Fixed point sets of maps homotopic to a given map (Q2491520)

Let \(X\) be a compact, connected polyhedron and let \(f:X \to X\) be a map. The author studies necessary and sufficient conditions for a subset \(\Phi\) of \(X\) to be the fixed point set of a map \(g\) homotopic to \(f\). In 1986 \textit{H. Schirmer} studied this problem in the case when \(\Phi\) is a closed subpolyhedron of \(X\). She invoked the notion of by-passing and stated certain conditions, called conditions (C1) and (C2), to answer the problem. The author of the paper under review extends Schirmer's result from polyhedra to locally contractible subsets \(\Phi\) as follows.
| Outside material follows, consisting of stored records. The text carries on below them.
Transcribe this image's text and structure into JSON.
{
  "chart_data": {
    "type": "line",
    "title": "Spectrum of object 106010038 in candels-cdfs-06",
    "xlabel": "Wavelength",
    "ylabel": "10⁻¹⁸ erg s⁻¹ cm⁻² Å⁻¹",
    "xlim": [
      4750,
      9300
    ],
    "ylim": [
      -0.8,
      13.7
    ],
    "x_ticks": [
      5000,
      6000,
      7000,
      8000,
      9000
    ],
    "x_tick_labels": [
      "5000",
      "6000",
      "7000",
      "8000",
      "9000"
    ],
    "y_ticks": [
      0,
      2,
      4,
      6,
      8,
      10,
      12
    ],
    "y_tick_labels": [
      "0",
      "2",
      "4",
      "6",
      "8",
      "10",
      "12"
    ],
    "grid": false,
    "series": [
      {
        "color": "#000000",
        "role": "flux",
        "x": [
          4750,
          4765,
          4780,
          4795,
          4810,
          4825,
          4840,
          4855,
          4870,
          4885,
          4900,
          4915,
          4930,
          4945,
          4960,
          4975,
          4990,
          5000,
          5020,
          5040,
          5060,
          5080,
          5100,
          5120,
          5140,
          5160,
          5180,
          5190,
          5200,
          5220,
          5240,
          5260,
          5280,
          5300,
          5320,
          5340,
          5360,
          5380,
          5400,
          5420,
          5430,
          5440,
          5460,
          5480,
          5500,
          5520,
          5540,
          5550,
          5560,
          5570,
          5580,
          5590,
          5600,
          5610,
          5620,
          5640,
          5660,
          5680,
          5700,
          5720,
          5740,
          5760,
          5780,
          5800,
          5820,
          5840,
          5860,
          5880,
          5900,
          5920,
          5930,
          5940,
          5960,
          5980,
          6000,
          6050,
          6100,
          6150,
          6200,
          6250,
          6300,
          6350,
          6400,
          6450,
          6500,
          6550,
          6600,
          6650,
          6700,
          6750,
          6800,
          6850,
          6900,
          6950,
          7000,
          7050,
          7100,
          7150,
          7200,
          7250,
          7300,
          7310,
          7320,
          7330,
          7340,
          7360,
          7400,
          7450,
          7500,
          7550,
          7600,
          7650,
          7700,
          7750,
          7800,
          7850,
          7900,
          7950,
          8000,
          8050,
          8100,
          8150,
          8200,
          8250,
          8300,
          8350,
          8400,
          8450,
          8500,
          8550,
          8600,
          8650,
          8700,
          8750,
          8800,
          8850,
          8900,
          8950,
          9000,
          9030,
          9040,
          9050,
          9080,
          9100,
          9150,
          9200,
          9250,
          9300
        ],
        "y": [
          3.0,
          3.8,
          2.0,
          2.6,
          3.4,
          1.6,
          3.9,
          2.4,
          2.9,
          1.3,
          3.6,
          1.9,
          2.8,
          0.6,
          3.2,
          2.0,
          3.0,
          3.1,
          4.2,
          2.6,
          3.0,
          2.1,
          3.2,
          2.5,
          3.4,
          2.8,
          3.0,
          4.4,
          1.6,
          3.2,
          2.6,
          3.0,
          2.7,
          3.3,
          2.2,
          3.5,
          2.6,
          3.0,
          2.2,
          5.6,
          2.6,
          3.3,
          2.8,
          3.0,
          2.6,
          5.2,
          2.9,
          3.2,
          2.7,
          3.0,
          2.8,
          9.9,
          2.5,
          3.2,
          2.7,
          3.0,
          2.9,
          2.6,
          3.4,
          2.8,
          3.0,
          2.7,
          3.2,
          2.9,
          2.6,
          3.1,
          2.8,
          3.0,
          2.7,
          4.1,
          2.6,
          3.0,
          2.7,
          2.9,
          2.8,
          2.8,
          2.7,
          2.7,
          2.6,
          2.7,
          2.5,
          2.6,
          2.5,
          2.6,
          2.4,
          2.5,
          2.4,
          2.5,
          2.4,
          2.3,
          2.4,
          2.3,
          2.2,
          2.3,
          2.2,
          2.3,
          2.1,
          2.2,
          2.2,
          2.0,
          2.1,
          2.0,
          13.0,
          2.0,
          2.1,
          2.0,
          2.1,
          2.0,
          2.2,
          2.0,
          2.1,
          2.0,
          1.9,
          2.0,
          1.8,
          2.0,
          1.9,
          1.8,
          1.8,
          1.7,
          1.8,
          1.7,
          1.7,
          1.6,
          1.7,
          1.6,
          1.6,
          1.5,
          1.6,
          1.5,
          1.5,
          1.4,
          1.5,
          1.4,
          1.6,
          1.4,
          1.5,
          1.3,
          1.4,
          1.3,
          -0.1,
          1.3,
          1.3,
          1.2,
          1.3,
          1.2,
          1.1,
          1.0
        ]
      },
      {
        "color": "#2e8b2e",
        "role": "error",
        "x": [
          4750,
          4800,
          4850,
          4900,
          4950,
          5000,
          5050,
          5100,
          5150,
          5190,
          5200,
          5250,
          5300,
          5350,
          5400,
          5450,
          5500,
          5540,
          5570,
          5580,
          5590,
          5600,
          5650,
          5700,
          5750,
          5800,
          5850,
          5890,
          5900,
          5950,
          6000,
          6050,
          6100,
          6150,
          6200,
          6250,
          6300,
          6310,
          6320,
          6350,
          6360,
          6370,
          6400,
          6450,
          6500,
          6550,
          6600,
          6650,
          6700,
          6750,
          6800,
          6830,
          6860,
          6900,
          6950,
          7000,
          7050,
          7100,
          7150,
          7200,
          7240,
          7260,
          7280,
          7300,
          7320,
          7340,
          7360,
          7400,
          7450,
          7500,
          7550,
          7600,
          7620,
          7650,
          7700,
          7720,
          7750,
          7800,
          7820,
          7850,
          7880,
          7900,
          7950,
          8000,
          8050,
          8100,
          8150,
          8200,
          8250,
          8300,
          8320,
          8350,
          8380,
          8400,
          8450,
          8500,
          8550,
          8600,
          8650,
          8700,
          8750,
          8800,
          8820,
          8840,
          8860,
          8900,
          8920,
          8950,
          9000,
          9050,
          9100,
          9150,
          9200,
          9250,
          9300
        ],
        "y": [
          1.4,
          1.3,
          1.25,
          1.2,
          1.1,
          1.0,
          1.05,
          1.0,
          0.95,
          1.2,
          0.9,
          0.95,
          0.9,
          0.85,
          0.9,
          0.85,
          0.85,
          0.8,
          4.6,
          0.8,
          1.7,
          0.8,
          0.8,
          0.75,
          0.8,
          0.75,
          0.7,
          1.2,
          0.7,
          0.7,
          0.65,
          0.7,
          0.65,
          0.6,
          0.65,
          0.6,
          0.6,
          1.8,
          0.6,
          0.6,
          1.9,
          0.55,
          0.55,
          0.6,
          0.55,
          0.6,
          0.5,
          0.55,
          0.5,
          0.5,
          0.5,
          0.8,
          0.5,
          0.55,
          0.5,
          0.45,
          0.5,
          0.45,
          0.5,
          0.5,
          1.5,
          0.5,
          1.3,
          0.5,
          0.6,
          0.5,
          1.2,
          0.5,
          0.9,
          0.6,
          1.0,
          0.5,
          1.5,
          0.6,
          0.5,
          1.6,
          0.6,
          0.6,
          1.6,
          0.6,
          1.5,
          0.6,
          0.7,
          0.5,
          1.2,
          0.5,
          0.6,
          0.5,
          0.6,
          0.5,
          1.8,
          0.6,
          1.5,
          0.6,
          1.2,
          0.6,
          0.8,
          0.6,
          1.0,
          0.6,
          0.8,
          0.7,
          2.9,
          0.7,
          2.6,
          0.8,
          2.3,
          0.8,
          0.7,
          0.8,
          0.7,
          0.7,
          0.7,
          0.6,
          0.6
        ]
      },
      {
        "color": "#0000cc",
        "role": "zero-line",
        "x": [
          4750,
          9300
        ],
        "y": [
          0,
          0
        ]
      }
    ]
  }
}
Theorem. Let \(f: X \to X\) be a map of a compact, connected polyhedron \(X\) into itself. Let \(\Phi\) be a closed, locally contractible subset of \(X\) such that: (1) \(X - \Phi\) is not a 2-manifold, (2) \(f\) satisfies (C1) and (C2), (3) \(\Phi\) can be bypassed. Then for every closed subset \(\Gamma\) of \(\Phi\) that has nonempty intersection with every component of \(\Phi\), there is a map \(g\) homotopic to \(f\) with Fix \(g = \Gamma\). In particular, if \(\Phi\) is connected, then every closed subset of \(\Phi\), including \(\Phi\) itself, is the fixed point set of a map homotopic to \(f\).